Tourismus und Bauwirtschaft
In fact, the primary engines of Greece’s economic growth in recent years have been the traditional sectors of tourism and construction, which are still experiencing recovery after the pandemic.
In the first half of 2024, real estate purchases by foreign investors accounted for over 50 percent of direct investments. By October, tourism revenues had already surpassed last year’s figures, with projections estimating around 22 billion euros for 2024. However, the sustainability of these growth rates remains a topic of debate.
Jens Bastian identifies the heavy reliance on tourism as a potential risk. Having worked as a financial analyst for a Greek bank in Athens, he notes, “An event such as the recent earthquakes near Santorini could jeopardize the entire tourism season, leading to considerable macroeconomic consequences.”
While macroeconomic indicators for Greece are indeed positive, Bastian emphasizes that structural challenges and deficiencies persist that are not immediately apparent. “These issues are essential for a comprehensive evaluation of the country’s reform capabilities.”

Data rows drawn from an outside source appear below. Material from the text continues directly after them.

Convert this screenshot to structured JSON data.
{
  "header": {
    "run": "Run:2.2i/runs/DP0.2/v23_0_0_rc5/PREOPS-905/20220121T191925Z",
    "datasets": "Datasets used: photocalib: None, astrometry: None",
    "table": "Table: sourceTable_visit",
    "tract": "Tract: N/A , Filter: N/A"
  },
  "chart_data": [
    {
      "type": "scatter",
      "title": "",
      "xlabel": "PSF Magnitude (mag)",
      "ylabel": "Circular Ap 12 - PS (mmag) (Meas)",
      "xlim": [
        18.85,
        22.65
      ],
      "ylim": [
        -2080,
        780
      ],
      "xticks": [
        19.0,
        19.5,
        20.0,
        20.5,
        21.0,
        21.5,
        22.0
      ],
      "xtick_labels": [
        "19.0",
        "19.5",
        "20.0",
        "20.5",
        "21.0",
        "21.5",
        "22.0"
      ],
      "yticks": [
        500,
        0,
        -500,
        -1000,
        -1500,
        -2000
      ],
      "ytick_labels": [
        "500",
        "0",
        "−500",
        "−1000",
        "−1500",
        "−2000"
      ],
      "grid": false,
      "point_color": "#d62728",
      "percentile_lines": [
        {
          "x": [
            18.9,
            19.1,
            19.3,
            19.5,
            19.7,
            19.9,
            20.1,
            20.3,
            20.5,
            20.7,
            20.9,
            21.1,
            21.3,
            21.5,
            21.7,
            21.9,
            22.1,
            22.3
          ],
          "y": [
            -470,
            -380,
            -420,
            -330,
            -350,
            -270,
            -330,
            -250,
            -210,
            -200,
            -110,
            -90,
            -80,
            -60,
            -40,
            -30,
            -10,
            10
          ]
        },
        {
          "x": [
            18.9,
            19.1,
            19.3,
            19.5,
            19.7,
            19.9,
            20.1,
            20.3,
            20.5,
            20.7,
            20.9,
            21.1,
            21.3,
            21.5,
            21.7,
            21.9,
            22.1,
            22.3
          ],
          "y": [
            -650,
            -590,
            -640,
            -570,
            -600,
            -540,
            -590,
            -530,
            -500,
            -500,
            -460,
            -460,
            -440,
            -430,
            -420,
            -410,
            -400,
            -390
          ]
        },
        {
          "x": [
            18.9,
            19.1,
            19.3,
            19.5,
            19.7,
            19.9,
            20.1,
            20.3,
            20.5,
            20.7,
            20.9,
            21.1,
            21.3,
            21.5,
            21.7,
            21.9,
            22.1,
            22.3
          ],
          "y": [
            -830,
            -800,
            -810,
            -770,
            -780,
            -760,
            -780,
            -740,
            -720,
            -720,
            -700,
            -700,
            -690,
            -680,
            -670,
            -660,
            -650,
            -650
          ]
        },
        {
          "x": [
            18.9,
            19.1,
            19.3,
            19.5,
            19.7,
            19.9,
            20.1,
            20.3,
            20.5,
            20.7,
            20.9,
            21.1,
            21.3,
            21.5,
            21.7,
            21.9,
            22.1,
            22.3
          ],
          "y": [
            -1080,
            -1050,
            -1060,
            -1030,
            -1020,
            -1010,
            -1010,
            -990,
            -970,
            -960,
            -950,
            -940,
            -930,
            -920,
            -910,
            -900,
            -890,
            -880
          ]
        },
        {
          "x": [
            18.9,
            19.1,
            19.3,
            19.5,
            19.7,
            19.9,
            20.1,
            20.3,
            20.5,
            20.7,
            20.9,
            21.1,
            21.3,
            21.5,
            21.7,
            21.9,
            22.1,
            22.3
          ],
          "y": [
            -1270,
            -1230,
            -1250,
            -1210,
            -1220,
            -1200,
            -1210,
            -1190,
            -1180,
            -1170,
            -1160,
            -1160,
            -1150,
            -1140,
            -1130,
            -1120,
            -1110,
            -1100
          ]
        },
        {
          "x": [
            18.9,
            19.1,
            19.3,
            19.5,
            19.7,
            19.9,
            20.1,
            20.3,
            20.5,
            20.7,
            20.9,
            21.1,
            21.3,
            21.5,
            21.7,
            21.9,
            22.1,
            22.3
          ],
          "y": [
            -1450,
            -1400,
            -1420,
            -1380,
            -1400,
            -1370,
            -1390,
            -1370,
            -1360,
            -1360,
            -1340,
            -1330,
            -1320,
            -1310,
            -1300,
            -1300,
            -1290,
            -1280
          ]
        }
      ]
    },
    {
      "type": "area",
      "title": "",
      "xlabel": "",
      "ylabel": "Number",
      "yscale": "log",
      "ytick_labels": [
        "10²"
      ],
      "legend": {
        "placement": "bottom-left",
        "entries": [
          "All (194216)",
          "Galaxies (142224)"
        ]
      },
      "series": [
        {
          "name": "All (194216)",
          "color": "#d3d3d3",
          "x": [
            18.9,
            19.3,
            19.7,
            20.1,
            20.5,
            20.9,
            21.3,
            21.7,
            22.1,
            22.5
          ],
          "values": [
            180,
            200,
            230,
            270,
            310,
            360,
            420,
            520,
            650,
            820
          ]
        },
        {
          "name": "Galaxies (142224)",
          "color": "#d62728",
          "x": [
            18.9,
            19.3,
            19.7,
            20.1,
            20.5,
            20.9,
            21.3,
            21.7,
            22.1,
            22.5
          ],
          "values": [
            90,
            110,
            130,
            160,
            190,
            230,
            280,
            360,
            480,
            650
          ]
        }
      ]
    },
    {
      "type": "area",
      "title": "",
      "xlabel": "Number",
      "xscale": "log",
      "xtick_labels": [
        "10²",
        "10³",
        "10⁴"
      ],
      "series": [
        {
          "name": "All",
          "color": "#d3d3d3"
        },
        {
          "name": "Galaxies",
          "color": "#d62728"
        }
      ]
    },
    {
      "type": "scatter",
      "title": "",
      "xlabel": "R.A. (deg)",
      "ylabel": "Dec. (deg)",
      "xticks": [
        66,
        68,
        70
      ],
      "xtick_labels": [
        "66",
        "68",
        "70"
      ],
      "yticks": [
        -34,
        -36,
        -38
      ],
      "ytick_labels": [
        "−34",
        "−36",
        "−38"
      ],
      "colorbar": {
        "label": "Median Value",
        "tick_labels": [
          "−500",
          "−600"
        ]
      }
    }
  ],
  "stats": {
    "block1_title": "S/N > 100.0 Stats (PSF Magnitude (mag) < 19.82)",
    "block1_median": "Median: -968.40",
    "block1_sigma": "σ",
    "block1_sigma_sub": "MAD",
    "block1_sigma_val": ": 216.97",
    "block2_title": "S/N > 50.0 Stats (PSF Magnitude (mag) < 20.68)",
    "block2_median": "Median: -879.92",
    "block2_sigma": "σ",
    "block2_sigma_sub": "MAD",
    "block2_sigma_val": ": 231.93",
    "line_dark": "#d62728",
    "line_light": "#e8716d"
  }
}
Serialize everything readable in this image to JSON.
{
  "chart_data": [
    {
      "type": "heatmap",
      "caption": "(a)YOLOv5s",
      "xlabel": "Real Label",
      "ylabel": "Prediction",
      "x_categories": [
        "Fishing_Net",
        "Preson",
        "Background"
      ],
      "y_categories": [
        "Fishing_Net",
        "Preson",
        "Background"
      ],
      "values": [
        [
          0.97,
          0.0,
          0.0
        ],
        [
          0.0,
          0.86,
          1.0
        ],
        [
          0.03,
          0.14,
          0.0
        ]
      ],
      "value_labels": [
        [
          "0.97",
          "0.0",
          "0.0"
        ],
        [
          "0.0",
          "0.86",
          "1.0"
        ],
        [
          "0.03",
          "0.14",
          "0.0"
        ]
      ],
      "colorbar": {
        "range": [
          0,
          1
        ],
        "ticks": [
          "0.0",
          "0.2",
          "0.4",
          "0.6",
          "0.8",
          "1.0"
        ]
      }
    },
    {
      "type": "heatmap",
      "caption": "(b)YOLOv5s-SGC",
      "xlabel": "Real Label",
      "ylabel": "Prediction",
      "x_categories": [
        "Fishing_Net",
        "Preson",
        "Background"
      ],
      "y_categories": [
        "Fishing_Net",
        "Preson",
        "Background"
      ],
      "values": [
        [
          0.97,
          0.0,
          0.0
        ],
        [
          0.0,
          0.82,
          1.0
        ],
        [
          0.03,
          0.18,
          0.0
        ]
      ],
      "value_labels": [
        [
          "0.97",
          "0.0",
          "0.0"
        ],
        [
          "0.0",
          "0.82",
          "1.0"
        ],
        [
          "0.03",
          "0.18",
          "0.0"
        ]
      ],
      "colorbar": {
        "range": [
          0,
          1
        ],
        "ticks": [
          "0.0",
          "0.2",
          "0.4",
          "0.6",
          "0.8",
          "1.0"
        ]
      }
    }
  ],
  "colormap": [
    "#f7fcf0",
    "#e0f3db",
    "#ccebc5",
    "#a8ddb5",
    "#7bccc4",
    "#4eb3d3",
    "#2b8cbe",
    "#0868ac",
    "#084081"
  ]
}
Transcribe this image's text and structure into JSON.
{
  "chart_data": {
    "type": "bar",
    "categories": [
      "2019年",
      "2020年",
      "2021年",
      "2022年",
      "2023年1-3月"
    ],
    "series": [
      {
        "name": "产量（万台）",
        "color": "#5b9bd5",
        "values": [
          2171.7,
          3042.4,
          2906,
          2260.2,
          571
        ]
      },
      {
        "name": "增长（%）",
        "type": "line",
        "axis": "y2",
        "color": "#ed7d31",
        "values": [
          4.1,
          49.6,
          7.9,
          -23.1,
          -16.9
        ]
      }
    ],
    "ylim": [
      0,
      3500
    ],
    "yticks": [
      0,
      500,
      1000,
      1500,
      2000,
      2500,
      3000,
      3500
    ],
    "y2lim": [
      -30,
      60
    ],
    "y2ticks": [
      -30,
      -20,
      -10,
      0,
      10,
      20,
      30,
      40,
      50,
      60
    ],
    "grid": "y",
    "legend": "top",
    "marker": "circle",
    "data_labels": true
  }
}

Keine Antwort auf langfristige Herausforderungen
German Greece expert highlights ongoing dysfunctions in administration and state-owned enterprises, which still exist despite numerous reforms. These deficiencies were tragically underscored by the serious train accident in Tempi two years ago, the repercussions of which the government continues to address.
Additionally, climate change poses a significant threat to Greece, particularly from an economic standpoint. The annual wildfires are increasingly endangering the tourism sector, while devastating floods in Thessaly a year and a half ago inflicted severe damage on agriculture.